Non-programmers are welcome to read on, but may want to skip to the bottom of this page to download executable version of the program.

Notes for programmers

The simulation runs in a loop for the number of games selected.  Each game does this: 

bulletFill an 52 element integer array with the numbers 1 to13, repeated 4 times.
bullet"Shuffle" the deck 3 times.  My shuffle technique is to sequentially swap integers from 52 down to 1 with one randomly selected  from the entries preceding it; .  e.g. card 52 is swapped with a card selected randomly from the first 51, card 51 is swapped with a random card from the first 50, etc. 
bulletInitialize counters.
bulletPlay  the game.  For details,  the actual code describes the process as well as words:
bulletIncrement won and lost counters based on whether all cards were matched before we had 2, 3, or 13 (depending  on version being played) consecutive cycles through the cards without a match.

The first 100 winning decks are saved in a SaveDeck array.  After the specified number of games have been played and summary stats displayed,  the winning decks are displayed in a separate Tmemo, Memo4.  An OnClick exit for Memo4  determines which  game was clicked and that game is "replayed" with each card turn displayed in Memo3.  Both Memo3 and Memo4 are hidden behind Memo1, which is made invisible (Visible:=false) after each set of games has been run.  
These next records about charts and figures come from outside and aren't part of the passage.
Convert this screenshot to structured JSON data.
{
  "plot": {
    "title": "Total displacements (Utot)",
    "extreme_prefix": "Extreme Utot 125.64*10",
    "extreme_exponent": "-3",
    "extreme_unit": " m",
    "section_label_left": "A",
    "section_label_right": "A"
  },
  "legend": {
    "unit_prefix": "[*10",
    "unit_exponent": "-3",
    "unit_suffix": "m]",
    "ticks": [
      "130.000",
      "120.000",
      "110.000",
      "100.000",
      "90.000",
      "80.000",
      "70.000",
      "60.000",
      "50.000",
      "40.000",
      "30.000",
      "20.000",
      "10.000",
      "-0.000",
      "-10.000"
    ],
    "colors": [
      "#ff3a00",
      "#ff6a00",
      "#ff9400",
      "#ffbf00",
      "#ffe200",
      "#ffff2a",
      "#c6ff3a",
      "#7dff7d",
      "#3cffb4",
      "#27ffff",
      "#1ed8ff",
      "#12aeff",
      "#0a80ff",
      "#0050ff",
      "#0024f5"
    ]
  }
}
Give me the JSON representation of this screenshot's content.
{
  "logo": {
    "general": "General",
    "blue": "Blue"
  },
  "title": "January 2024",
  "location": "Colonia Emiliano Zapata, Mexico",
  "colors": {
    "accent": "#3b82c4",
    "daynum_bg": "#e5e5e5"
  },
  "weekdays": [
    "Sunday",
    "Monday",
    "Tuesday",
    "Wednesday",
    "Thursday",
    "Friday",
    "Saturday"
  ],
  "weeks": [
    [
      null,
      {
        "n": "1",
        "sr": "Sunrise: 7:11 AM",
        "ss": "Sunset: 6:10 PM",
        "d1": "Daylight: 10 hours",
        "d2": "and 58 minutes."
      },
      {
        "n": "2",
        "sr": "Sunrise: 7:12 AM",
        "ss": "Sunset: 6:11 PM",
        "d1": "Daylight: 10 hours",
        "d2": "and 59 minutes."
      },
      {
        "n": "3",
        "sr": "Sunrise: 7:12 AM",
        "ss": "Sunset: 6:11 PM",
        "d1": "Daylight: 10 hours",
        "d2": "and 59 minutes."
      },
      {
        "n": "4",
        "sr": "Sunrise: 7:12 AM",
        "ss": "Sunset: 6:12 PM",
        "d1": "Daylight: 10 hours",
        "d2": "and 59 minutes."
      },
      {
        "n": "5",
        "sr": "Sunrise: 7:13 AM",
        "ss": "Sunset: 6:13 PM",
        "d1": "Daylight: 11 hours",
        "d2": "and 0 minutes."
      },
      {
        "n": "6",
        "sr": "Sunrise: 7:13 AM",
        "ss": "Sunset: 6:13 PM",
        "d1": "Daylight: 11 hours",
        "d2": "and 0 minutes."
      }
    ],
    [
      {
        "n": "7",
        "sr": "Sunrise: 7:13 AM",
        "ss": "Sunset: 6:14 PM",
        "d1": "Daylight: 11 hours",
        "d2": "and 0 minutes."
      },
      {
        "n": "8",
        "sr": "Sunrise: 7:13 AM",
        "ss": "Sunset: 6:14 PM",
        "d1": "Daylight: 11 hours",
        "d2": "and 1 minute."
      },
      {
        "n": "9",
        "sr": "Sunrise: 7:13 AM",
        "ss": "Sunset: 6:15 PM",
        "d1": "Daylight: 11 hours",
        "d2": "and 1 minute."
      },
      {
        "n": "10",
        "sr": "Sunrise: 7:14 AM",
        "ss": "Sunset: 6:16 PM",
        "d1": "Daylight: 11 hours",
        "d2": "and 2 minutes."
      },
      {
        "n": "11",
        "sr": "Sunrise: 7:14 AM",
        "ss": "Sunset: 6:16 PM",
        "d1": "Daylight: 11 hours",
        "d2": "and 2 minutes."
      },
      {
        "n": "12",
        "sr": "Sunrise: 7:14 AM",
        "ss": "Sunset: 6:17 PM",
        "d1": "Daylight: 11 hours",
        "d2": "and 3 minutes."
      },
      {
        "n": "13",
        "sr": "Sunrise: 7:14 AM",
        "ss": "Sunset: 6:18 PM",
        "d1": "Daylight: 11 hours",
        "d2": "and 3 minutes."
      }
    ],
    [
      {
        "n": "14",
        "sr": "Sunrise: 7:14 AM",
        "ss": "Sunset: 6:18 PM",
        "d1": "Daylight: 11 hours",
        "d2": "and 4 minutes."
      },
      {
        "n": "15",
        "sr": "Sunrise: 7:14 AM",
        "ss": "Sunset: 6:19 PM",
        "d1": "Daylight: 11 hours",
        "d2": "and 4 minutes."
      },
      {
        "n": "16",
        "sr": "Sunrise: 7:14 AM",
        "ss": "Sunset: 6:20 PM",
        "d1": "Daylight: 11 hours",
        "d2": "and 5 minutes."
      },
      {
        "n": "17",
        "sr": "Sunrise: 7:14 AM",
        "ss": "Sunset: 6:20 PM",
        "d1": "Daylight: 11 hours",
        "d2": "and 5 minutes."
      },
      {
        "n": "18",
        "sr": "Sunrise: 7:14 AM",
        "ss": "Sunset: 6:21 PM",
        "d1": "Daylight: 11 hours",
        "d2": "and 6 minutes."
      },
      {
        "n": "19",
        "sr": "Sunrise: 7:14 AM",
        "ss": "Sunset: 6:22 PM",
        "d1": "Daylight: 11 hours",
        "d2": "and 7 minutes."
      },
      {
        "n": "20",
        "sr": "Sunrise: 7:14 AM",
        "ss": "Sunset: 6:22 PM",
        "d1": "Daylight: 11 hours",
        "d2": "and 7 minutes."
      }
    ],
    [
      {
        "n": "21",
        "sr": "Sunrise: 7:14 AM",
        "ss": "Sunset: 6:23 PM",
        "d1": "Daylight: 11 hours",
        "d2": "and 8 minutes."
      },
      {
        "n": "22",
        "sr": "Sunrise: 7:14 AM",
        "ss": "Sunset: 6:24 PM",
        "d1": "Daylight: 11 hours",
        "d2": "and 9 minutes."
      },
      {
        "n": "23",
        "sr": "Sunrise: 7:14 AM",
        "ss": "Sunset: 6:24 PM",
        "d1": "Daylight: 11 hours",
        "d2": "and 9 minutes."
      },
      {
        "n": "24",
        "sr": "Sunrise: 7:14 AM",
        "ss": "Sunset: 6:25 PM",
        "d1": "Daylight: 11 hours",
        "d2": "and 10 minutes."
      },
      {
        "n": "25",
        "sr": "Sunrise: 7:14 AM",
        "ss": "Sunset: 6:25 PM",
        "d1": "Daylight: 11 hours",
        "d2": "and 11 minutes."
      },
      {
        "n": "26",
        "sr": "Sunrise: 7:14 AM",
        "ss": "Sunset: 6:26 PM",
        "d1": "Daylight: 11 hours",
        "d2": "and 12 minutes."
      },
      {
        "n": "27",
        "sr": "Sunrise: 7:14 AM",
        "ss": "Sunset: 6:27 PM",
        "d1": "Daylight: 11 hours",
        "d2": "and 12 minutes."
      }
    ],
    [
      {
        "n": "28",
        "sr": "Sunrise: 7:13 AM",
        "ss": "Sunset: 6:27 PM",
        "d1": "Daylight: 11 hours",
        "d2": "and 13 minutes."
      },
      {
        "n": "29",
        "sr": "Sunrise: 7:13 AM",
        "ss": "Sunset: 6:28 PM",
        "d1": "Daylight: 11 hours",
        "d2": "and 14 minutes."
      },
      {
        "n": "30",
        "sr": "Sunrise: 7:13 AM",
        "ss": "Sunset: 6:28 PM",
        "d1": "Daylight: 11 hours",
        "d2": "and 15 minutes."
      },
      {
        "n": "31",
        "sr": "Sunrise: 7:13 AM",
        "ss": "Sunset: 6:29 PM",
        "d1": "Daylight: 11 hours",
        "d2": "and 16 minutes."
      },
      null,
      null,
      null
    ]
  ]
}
For future reference, the best  technique I've found for scrolling a Tmemo display back to the top is to send an EM_LINESCROLL message  with a negative line count.  Like this sample: with memo3 do Perform(EM_LineScroll,0,-Lines.Count);  

The program uses a module, DFFUtils, which resides in the DFF Library file, a collection of units used in multiple programs.  Recompiling Roll_Call will require a one-time download of DFFLIBV04 or later.      

Addendum January 28, 2008:  Three years after writing this program, Kevin is still playing with it and recently wrote asking if "zero strike" games were possible.   Obviously a deck that has all cards in order would produce a zero-strike win in one pass, but are there other arrangements?   The answer is yes, and Version  2 posted today will find them.   Clearly any zero-strike game cannot be longer than 52 passes through he deck, removing one card each time.  I don't think so, but then the question becomes "What is longest zero-strike game?"   So far the range is 17 to 26 passes.   If you find out, let me  know!  

 Running/Exploring the Program 

bulletDownload source
bulletDownload current DFF Library Source (DFFLibV15 )
bulletDownload  executable

Suggestions for Further Explorations

Does the order in which the "not-matched" deck is processed affect results?  As mentioned earlier, the order of processing can easily be reversed for each cycle by  not turning the deck over between passes.    What if the deck could be shuffled between passes?

I have assumed, but not proven,  that if you go through the non -matching deck 13 times without matching a card, you never will.   Prove or disprove this assumption.